Dynamic analysis of Th1/Th2 cytokine concentration during antiretroviral therapy of HIV-1/HCV co-infected Patients
- Equal contributors
Department of Infectious Diseases, Tangdu Hospital Affiliated to the Fourth Military Medical University, Xi'an, P.R. China
BMC Infectious Diseases 2012, 12:102 doi:10.1186/1471-2334-12-102Published: 25 April 2012
Co-infection with hepatitis C (HCV) is very common in human immunodeficiency virus 1 (HIV-1) infected patients. Although HIV co-infection clearly accelerates progression of HCV-related fibrosis and liver disease, controversy remains as to the impact of HCV on HIV disease progression in co-infected patients. HIV can cause immune dysfunction, in which the regulatory function of T helper (Th) cells is very essential. Moreover, cytokines derived from Th cells play a prominent role in viral infection.

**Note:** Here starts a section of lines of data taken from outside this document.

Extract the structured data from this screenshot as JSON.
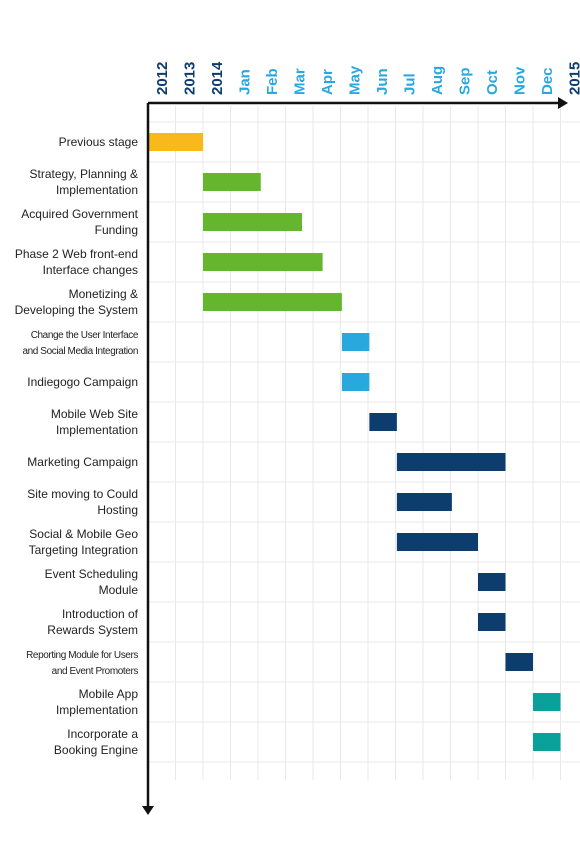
{
  "chart_data": {
    "type": "bar",
    "subtype": "gantt",
    "title": "",
    "xlabel": "",
    "ylabel": "",
    "grid": true,
    "timeline": [
      {
        "label": "2012",
        "color": "#0d3c6e"
      },
      {
        "label": "2013",
        "color": "#0d3c6e"
      },
      {
        "label": "2014",
        "color": "#0d3c6e"
      },
      {
        "label": "Jan",
        "color": "#29a8e0"
      },
      {
        "label": "Feb",
        "color": "#29a8e0"
      },
      {
        "label": "Mar",
        "color": "#29a8e0"
      },
      {
        "label": "Apr",
        "color": "#29a8e0"
      },
      {
        "label": "May",
        "color": "#29a8e0"
      },
      {
        "label": "Jun",
        "color": "#29a8e0"
      },
      {
        "label": "Jul",
        "color": "#29a8e0"
      },
      {
        "label": "Aug",
        "color": "#29a8e0"
      },
      {
        "label": "Sep",
        "color": "#29a8e0"
      },
      {
        "label": "Oct",
        "color": "#29a8e0"
      },
      {
        "label": "Nov",
        "color": "#29a8e0"
      },
      {
        "label": "Dec",
        "color": "#29a8e0"
      },
      {
        "label": "2015",
        "color": "#0d3c6e"
      }
    ],
    "tasks": [
      {
        "label": [
          "Previous stage"
        ],
        "start": 0,
        "end": 2,
        "color": "#fbb81b"
      },
      {
        "label": [
          "Strategy, Planning &",
          "Implementation"
        ],
        "start": 2,
        "end": 4.1,
        "color": "#64b72d"
      },
      {
        "label": [
          "Acquired Government",
          "Funding"
        ],
        "start": 2,
        "end": 5.6,
        "color": "#64b72d"
      },
      {
        "label": [
          "Phase 2 Web front-end",
          "Interface changes"
        ],
        "start": 2,
        "end": 6.35,
        "color": "#64b72d"
      },
      {
        "label": [
          "Monetizing &",
          "Developing the System"
        ],
        "start": 2,
        "end": 7.05,
        "color": "#64b72d"
      },
      {
        "label": [
          "Change the User Interface",
          "and Social Media Integration"
        ],
        "start": 7.05,
        "end": 8.05,
        "color": "#29a8e0",
        "condensed": true
      },
      {
        "label": [
          "Indiegogo Campaign"
        ],
        "start": 7.05,
        "end": 8.05,
        "color": "#29a8e0"
      },
      {
        "label": [
          "Mobile Web Site",
          "Implementation"
        ],
        "start": 8.05,
        "end": 9.05,
        "color": "#0d3c6e"
      },
      {
        "label": [
          "Marketing Campaign"
        ],
        "start": 9.05,
        "end": 13,
        "color": "#0d3c6e"
      },
      {
        "label": [
          "Site moving to Could",
          "Hosting"
        ],
        "start": 9.05,
        "end": 11.05,
        "color": "#0d3c6e"
      },
      {
        "label": [
          "Social & Mobile Geo",
          "Targeting Integration"
        ],
        "start": 9.05,
        "end": 12,
        "color": "#0d3c6e"
      },
      {
        "label": [
          "Event Scheduling",
          "Module"
        ],
        "start": 12,
        "end": 13,
        "color": "#0d3c6e"
      },
      {
        "label": [
          "Introduction of",
          "Rewards System"
        ],
        "start": 12,
        "end": 13,
        "color": "#0d3c6e"
      },
      {
        "label": [
          "Reporting Module for Users",
          "and Event Promoters"
        ],
        "start": 13,
        "end": 14,
        "color": "#0d3c6e",
        "condensed": true
      },
      {
        "label": [
          "Mobile App",
          "Implementation"
        ],
        "start": 14,
        "end": 15,
        "color": "#0aa19b"
      },
      {
        "label": [
          "Incorporate a",
          "Booking Engine"
        ],
        "start": 14,
        "end": 15,
        "color": "#0aa19b"
      }
    ]
  }
}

Investigating the functional changes of Th1 and Th2 cells in cytokine level can improve the understanding of the effect of co-infected HCV on HIV infection.

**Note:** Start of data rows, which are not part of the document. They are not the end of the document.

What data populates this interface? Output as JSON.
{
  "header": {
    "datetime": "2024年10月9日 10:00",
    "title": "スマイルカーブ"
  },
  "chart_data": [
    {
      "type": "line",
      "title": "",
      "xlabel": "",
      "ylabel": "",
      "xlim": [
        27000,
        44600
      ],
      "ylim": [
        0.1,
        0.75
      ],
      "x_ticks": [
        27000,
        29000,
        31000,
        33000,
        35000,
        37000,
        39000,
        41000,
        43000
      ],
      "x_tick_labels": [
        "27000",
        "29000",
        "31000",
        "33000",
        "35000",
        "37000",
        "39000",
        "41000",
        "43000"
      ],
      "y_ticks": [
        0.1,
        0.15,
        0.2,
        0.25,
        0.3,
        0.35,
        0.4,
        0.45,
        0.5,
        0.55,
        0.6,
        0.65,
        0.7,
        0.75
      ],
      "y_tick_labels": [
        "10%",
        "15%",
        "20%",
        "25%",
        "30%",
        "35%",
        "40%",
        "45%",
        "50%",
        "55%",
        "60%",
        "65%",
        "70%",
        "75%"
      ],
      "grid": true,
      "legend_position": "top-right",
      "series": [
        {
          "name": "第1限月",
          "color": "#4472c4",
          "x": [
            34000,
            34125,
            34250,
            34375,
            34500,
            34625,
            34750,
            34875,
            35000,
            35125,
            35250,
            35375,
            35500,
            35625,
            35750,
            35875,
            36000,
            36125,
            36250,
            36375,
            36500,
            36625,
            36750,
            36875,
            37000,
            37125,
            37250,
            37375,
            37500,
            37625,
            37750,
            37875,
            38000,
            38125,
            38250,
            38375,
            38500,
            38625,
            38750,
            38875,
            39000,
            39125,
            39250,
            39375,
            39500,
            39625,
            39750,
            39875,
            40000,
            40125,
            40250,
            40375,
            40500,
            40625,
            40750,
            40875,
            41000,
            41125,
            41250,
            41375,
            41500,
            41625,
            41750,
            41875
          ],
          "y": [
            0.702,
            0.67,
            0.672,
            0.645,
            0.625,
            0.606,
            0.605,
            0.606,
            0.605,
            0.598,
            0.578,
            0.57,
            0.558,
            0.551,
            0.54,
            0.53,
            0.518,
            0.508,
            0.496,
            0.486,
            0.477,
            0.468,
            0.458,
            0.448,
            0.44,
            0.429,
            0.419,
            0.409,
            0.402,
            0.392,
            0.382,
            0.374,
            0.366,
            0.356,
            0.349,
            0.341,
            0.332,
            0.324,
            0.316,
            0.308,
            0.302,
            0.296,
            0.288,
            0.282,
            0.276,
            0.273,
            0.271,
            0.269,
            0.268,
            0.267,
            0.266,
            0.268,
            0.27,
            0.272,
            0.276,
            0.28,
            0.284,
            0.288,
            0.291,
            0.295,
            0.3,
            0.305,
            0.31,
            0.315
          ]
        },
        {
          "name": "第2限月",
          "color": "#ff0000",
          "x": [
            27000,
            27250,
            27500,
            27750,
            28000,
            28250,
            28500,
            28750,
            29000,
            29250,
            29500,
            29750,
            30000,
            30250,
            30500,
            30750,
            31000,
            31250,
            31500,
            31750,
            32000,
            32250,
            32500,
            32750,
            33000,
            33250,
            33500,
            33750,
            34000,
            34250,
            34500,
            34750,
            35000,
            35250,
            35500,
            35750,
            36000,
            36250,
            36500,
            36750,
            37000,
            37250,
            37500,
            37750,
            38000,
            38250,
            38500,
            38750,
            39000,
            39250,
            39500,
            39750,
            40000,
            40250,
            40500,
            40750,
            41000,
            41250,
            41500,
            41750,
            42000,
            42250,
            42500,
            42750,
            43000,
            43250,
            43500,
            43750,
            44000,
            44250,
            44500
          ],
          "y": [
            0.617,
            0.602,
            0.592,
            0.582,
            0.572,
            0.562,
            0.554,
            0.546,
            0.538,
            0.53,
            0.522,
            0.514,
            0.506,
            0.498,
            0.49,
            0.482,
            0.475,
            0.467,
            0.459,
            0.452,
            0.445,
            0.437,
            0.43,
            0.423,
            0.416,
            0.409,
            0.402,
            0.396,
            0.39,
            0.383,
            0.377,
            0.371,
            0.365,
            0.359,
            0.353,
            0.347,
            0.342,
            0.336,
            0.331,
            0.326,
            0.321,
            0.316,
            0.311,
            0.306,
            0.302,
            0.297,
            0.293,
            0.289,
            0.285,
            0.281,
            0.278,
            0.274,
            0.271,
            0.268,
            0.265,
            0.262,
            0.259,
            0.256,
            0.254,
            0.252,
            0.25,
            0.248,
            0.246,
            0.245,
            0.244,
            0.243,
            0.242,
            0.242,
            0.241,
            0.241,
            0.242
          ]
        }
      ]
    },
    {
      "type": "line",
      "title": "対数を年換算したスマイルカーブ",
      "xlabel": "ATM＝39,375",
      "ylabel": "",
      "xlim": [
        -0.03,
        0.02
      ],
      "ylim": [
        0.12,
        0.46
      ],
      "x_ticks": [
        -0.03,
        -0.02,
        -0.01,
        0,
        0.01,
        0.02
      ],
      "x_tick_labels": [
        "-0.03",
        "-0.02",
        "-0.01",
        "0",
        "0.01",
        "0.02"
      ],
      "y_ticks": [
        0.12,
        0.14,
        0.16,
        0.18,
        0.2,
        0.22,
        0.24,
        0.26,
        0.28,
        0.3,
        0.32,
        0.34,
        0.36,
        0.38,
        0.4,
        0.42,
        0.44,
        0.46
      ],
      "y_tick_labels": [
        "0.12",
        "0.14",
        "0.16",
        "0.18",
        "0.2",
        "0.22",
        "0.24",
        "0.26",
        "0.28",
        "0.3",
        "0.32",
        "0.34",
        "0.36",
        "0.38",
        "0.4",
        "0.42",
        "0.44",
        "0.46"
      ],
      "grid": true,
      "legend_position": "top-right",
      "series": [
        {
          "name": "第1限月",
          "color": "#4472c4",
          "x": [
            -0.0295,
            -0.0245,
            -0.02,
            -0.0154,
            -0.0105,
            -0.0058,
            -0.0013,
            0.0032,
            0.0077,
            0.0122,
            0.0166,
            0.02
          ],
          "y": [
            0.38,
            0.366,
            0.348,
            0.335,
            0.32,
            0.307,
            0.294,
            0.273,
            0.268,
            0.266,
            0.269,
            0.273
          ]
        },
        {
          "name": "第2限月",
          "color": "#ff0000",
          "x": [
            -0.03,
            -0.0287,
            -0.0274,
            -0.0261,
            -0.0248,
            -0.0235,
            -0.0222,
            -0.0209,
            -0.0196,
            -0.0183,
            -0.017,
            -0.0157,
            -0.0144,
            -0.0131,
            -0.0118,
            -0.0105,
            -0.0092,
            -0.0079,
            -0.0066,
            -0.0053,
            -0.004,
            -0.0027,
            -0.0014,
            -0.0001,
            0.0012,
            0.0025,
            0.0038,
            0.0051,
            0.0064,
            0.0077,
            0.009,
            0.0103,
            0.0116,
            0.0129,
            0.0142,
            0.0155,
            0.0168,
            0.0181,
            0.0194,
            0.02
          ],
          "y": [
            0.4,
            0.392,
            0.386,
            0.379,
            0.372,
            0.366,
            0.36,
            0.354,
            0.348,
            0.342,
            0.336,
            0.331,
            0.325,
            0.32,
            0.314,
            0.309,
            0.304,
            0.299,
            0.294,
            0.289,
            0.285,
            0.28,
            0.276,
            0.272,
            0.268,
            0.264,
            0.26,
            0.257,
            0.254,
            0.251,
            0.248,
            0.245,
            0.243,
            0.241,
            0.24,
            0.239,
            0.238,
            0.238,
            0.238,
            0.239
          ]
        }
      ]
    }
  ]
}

In this study, we measured the baseline Th1/Th2 cytokine concentration in sera by using flow cytometry in HIV/HCV co-infection, HIV mono-infection, HCV mono-infection, and healthy control group, as well as the dynamic changes of these cytokine levels after receiving highly active antiretroviral therapy (HAART).
The ratio of Th1 and Th2 cytokine concentration in HIV/HCV co-infection was higher than HCV mono-infection and healthy control group, while lower than HIV mono-infection group. After HAART was initiated, the Th1/Th2 ratio of HIV/HCV co-infection group decreased to the same level of healthy control, while HIV mono-infection group was still higher than the control group.
There was no significant evidence showing co-infected with HCV had negative effect on HIV related diseases. However, co-infected with HCV can decrease Th1/Th2 ratio by affecting Th1 cytokine level, especially the secretion of IFN-γ. With the initiation of HAART, Th1 and Th2 cytokine levels were progressively reduced. HIV was the main stimulating factor of T cells in HIV/HCV co-infection group.